Secara keseluruhan, meski dirancang untuk menghubungkan teori dan praktik, banyak pihak menilai KKN saat ini kurang berdampak dan kurang memadai menjawab kebutuhan pendidikan tinggi serta kebutuhan sosial ekonomi modern. Kritik-kritik ini mendorong diskusi perlunya evaluasi atau reformasi mendasar terhadap program KKN wajib. Studi Perbandingan Internasional Untuk mencari alternatif yang lebih adaptif, kita dapat membandingkan KKN dengan model pengabdian masyarakat atau service learning di negara lain. 
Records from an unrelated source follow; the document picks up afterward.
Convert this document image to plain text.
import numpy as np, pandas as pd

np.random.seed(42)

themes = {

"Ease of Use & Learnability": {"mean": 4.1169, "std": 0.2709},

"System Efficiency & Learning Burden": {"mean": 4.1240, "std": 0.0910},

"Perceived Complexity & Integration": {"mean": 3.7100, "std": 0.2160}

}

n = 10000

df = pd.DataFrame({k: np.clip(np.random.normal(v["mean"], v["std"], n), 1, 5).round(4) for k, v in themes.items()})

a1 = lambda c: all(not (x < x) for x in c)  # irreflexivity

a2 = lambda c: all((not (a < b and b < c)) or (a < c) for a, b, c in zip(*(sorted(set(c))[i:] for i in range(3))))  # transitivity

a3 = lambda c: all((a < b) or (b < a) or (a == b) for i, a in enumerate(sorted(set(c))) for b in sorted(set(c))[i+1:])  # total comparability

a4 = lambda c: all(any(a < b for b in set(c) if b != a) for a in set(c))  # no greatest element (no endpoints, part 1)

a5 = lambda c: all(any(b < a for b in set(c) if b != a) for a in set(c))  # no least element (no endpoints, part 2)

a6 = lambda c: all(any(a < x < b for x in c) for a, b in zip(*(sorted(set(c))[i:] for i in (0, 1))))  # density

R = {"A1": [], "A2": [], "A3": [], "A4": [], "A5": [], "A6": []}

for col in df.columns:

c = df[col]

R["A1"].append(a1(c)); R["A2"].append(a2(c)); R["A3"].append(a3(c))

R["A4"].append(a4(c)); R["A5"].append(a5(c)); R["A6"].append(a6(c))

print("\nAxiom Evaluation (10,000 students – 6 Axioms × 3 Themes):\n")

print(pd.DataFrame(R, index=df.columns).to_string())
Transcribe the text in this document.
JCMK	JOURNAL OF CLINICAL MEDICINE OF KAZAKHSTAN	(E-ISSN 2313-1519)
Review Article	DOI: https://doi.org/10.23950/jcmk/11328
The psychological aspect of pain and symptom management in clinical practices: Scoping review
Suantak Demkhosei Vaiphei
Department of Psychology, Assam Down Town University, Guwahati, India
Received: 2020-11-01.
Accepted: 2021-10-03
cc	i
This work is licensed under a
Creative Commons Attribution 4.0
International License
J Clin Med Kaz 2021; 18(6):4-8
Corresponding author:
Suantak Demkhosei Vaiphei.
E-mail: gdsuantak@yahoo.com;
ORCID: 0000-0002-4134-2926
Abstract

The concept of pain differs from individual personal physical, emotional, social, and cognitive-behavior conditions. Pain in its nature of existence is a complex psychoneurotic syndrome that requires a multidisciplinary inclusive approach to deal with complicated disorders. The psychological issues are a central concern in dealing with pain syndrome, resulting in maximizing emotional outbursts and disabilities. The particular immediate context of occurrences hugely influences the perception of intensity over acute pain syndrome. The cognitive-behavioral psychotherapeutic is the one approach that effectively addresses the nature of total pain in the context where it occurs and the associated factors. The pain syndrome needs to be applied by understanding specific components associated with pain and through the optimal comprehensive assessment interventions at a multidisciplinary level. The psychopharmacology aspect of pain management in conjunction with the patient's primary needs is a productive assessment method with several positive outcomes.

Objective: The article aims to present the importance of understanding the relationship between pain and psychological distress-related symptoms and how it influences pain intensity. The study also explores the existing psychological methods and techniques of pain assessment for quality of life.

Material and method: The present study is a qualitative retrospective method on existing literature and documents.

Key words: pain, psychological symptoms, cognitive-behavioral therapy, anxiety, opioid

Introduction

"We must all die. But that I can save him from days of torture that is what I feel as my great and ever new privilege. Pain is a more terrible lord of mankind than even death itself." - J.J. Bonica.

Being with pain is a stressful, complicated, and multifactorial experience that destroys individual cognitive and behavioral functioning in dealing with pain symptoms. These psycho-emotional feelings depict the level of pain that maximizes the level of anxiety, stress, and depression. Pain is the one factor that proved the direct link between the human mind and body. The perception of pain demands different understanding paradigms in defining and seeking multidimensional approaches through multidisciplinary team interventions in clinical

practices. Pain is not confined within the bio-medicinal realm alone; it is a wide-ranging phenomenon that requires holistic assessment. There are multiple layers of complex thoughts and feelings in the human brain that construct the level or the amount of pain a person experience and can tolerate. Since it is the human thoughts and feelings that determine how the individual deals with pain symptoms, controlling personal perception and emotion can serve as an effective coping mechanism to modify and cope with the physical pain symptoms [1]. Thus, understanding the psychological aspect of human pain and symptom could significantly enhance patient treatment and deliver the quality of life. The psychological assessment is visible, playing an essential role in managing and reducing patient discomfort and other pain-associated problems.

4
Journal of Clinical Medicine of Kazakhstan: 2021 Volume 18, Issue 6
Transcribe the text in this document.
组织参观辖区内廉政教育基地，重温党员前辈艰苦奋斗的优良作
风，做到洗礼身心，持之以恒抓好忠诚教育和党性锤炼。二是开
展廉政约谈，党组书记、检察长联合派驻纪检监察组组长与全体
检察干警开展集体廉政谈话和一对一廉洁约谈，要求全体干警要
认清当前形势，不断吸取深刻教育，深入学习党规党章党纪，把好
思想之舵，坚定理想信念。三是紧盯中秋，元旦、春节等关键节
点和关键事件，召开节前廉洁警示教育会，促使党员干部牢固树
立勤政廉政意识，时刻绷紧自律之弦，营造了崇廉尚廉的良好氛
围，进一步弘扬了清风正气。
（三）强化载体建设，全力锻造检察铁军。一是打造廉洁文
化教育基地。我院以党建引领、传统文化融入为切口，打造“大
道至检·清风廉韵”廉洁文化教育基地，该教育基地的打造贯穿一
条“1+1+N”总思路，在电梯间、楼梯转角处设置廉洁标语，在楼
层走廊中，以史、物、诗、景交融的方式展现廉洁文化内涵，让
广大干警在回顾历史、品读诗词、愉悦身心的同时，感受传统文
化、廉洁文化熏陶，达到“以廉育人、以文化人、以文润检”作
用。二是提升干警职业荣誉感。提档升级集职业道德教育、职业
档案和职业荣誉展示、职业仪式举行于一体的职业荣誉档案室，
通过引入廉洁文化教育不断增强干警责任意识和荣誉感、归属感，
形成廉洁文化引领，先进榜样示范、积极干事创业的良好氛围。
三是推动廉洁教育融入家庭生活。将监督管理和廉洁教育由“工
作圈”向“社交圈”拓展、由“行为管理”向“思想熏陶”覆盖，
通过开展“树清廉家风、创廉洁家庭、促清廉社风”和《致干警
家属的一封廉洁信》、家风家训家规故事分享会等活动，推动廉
Beberapa poin penting dalam studi perbandingan: 

* Amerika Serikat: Di AS, konsep service learning dan magang profesional lebih umum daripada program wajib semacam KKN. Banyak universitas menyediakan program service-learning di mana mahasiswa bekerjasama dengan komunitas sebagai bagian dari mata kuliah. Program tersebut bersifat opsional dan terintegrasi kurikulum, tidak mewajibkan semua mahasiswa. Selain itu, kampus di AS lebih menekankan magang profesional (internship) untuk pengalaman kerja langsung di bidangnya. Dengan demikian, mahasiswa Amerika lebih banyak belajar melalui proyek atau penelitian yang terikat kebutuhan spesifik industri atau masyarakat, ketimbang program pengabdian seragam secara acak.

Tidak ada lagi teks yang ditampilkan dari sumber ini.